Cinematic Night of Nature Music, With a Few Valleys

Monday, February 20, 2006

Non-film music by a famed cinema composer as well as movielike melodies highlighted the Washington Metropolitan Philharmonic's concert Saturday night at Bishop Ireton High School in Alexandria.

John Williams's "The Five Sacred Trees: Concerto for Bassoon and Orchestra" has nothing in common with the composer's music for "Jaws" and "Star Wars" except skillful orchestration.

This serious work portrays five trees of Celtic myth. Bassoonist Arnold Irchai needed all of his considerable technique to keep his instrument bubbling along with the violin harmonics and timpani, playing against strong orchestral writing or with the Irish bodhran and rhapsodizing in lengthy meditative solos.

Conductor Ulysses S. James's accompaniment was pliable and understanding.

Ferde Grofe's "Grand Canyon Suite" provided lighter fare. Its "On the Trail" movement often appears in pop concerts and cartoons. The portrayal of a shambling, then speeding donkey ride remains amusing, if well-worn.

But the suite's other movements are trite, like music for a B-movie.

Even when well played, "Sunset" sounds like warmed-over Tchaikovsky. "Cloudburst" only shows how much better Beethoven did this sort of thing 125 years earlier, in his "Pastoral" Symphony.

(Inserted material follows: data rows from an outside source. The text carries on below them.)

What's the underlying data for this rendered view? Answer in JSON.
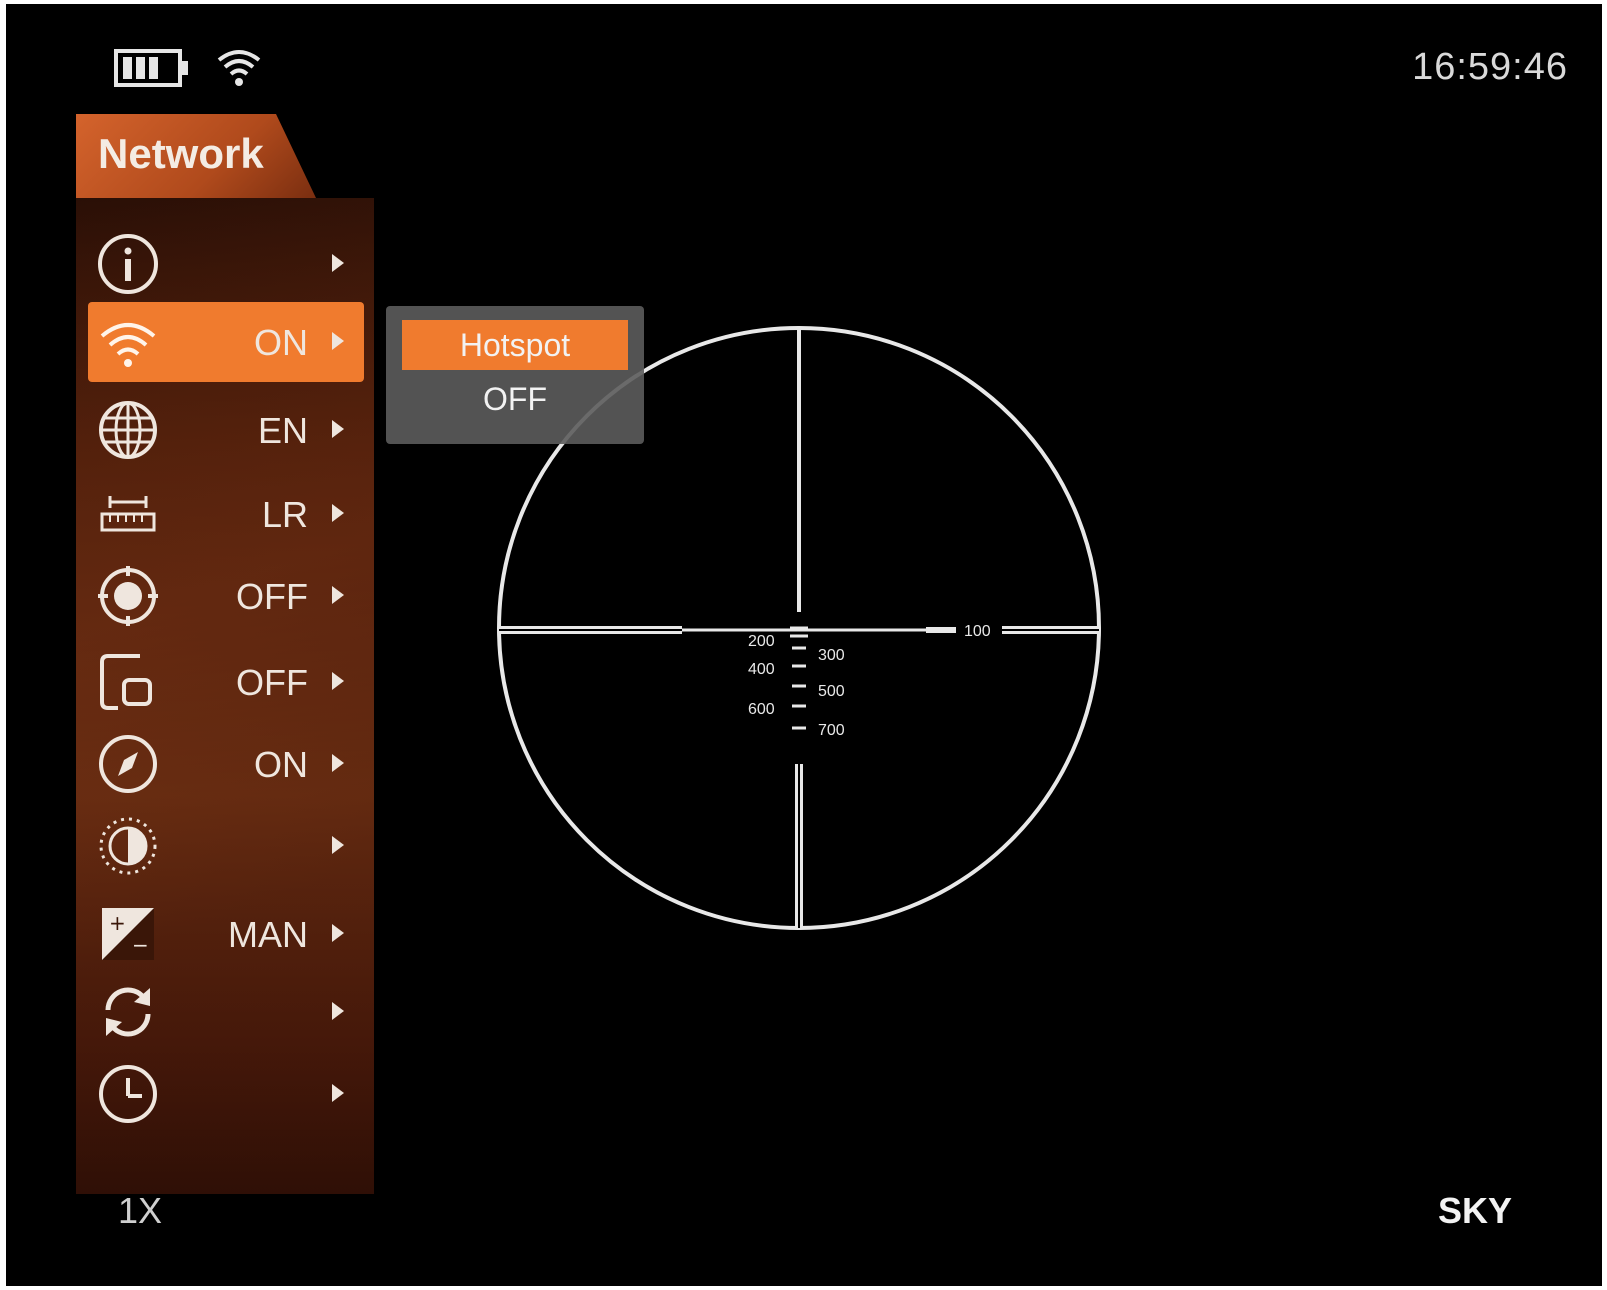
{
  "status": {
    "battery_icon": "battery-icon",
    "wifi_icon": "wifi-icon",
    "time": "16:59:46"
  },
  "menu": {
    "title": "Network",
    "items": [
      {
        "icon": "info-icon",
        "value": ""
      },
      {
        "icon": "wifi-icon",
        "value": "ON",
        "selected": true
      },
      {
        "icon": "globe-icon",
        "value": "EN"
      },
      {
        "icon": "ruler-icon",
        "value": "LR"
      },
      {
        "icon": "target-icon",
        "value": "OFF"
      },
      {
        "icon": "pip-icon",
        "value": "OFF"
      },
      {
        "icon": "compass-icon",
        "value": "ON"
      },
      {
        "icon": "contrast-icon",
        "value": ""
      },
      {
        "icon": "exposure-icon",
        "value": "MAN"
      },
      {
        "icon": "refresh-icon",
        "value": ""
      },
      {
        "icon": "clock-icon",
        "value": ""
      }
    ]
  },
  "submenu": {
    "options": [
      "Hotspot",
      "OFF"
    ],
    "selected": "Hotspot"
  },
  "reticle": {
    "labels": [
      "100",
      "200",
      "300",
      "400",
      "500",
      "600",
      "700"
    ]
  },
  "bottom": {
    "zoom": "1X",
    "palette": "SKY"
  },
  "colors": {
    "accent": "#f07b2e",
    "text": "#efe6de",
    "background": "#000000"
  }
}
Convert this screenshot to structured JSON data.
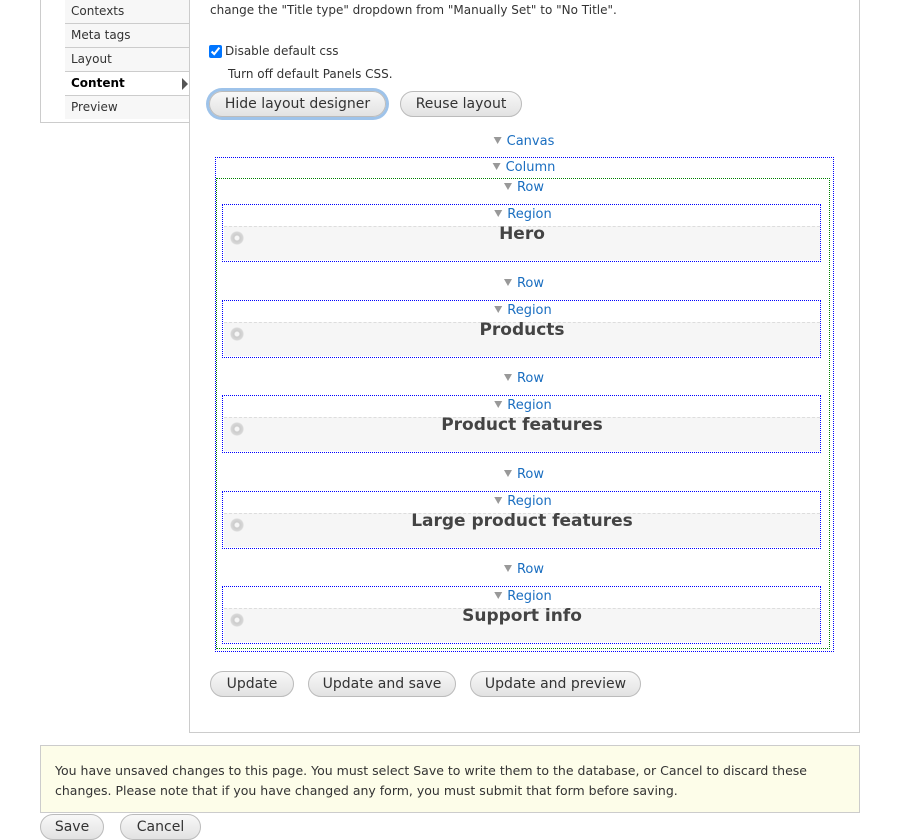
{
  "sidebar": {
    "items": [
      {
        "label": "Contexts"
      },
      {
        "label": "Meta tags"
      },
      {
        "label": "Layout"
      },
      {
        "label": "Content",
        "active": true
      },
      {
        "label": "Preview"
      }
    ]
  },
  "intro_text": "change the \"Title type\" dropdown from \"Manually Set\" to \"No Title\".",
  "disable_css": {
    "label": "Disable default css",
    "checked": true,
    "description": "Turn off default Panels CSS."
  },
  "buttons": {
    "hide_layout": "Hide layout designer",
    "reuse_layout": "Reuse layout",
    "update": "Update",
    "update_save": "Update and save",
    "update_preview": "Update and preview",
    "save": "Save",
    "cancel": "Cancel"
  },
  "layout": {
    "canvas": "Canvas",
    "column": "Column",
    "row_label": "Row",
    "region_label": "Region",
    "regions": [
      "Hero",
      "Products",
      "Product features",
      "Large product features",
      "Support info"
    ]
  },
  "message": "You have unsaved changes to this page. You must select Save to write them to the database, or Cancel to discard these changes. Please note that if you have changed any form, you must submit that form before saving.",
  "colors": {
    "link": "#1a6ec0",
    "column_border": "#0000ff",
    "row_border": "#008000",
    "message_bg": "#fdfde9"
  }
}
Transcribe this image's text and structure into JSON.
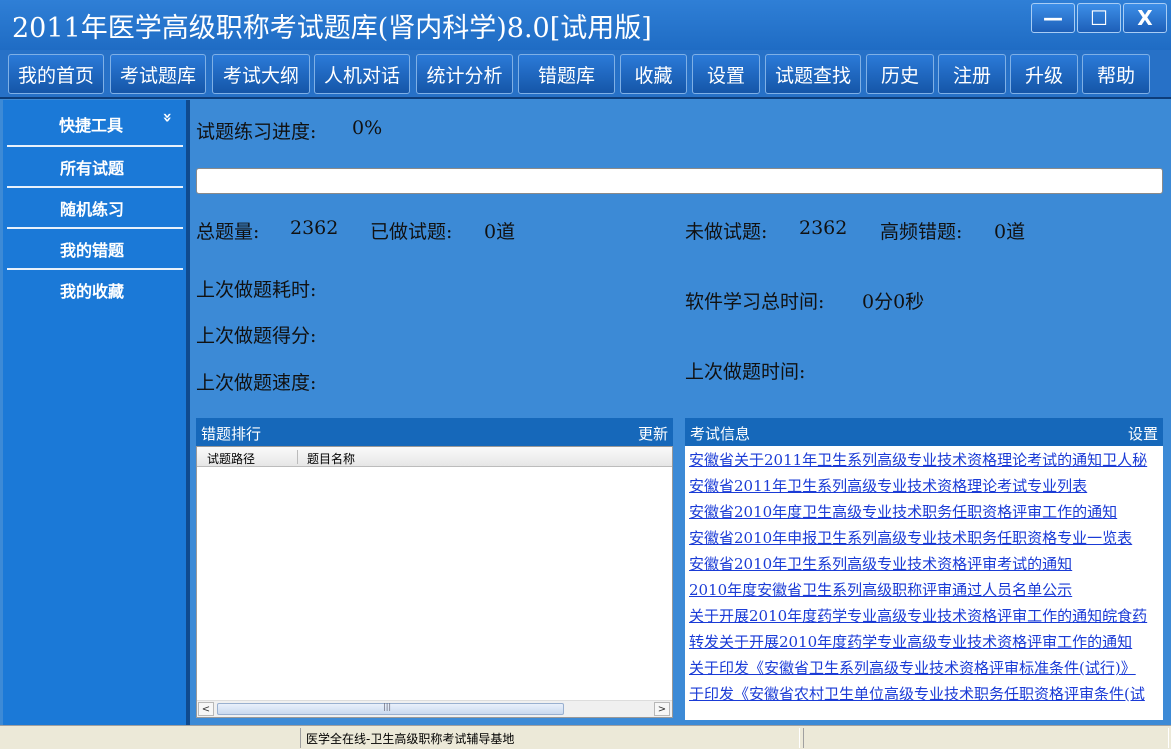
{
  "window": {
    "title": "2011年医学高级职称考试题库(肾内科学)8.0[试用版]",
    "minimize_glyph": "—",
    "maximize_glyph": "☐",
    "close_glyph": "X"
  },
  "nav": {
    "items": [
      "我的首页",
      "考试题库",
      "考试大纲",
      "人机对话",
      "统计分析",
      "错题库",
      "收藏",
      "设置",
      "试题查找",
      "历史",
      "注册",
      "升级",
      "帮助"
    ]
  },
  "sidebar": {
    "header": "快捷工具",
    "chevron": "»",
    "items": [
      "所有试题",
      "随机练习",
      "我的错题",
      "我的收藏"
    ]
  },
  "stats": {
    "progress_label": "试题练习进度:",
    "progress_value": "0%",
    "progress_fraction": 0,
    "total_label": "总题量:",
    "total_value": "2362",
    "done_label": "已做试题:",
    "done_value": "0道",
    "undone_label": "未做试题:",
    "undone_value": "2362",
    "freq_wrong_label": "高频错题:",
    "freq_wrong_value": "0道",
    "last_time_cost_label": "上次做题耗时:",
    "last_score_label": "上次做题得分:",
    "last_speed_label": "上次做题速度:",
    "study_total_label": "软件学习总时间:",
    "study_total_value": "0分0秒",
    "last_date_label": "上次做题时间:"
  },
  "error_rank": {
    "title": "错题排行",
    "refresh": "更新",
    "columns": [
      "试题路径",
      "题目名称"
    ],
    "scroll_left": "<",
    "scroll_right": ">",
    "scroll_grip": "|||"
  },
  "exam_info": {
    "title": "考试信息",
    "settings": "设置",
    "links": [
      "安徽省关于2011年卫生系列高级专业技术资格理论考试的通知卫人秘",
      "安徽省2011年卫生系列高级专业技术资格理论考试专业列表",
      "安徽省2010年度卫生高级专业技术职务任职资格评审工作的通知",
      "安徽省2010年申报卫生系列高级专业技术职务任职资格专业一览表",
      "安徽省2010年卫生系列高级专业技术资格评审考试的通知",
      "2010年度安徽省卫生系列高级职称评审通过人员名单公示",
      "关于开展2010年度药学专业高级专业技术资格评审工作的通知皖食药",
      "转发关于开展2010年度药学专业高级专业技术资格评审工作的通知",
      "关于印发《安徽省卫生系列高级专业技术资格评审标准条件(试行)》",
      "于印发《安徽省农村卫生单位高级专业技术职务任职资格评审条件(试"
    ]
  },
  "statusbar": {
    "text": "医学全在线-卫生高级职称考试辅导基地"
  }
}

The symphony in this concert was No. 2, Op. 132 ("Mysterious Mountain") by Alan Hovhaness. It could have used a bit more rehearsal. Some sections were highly effective, but others were marred by imprecision and inelegant balance. The Double Fugue was excellent, but the finale offered only hints of a grandeur to which it never quite rose.

In all, though, this concert of American music provided a pleasant journey from mountains to canyons.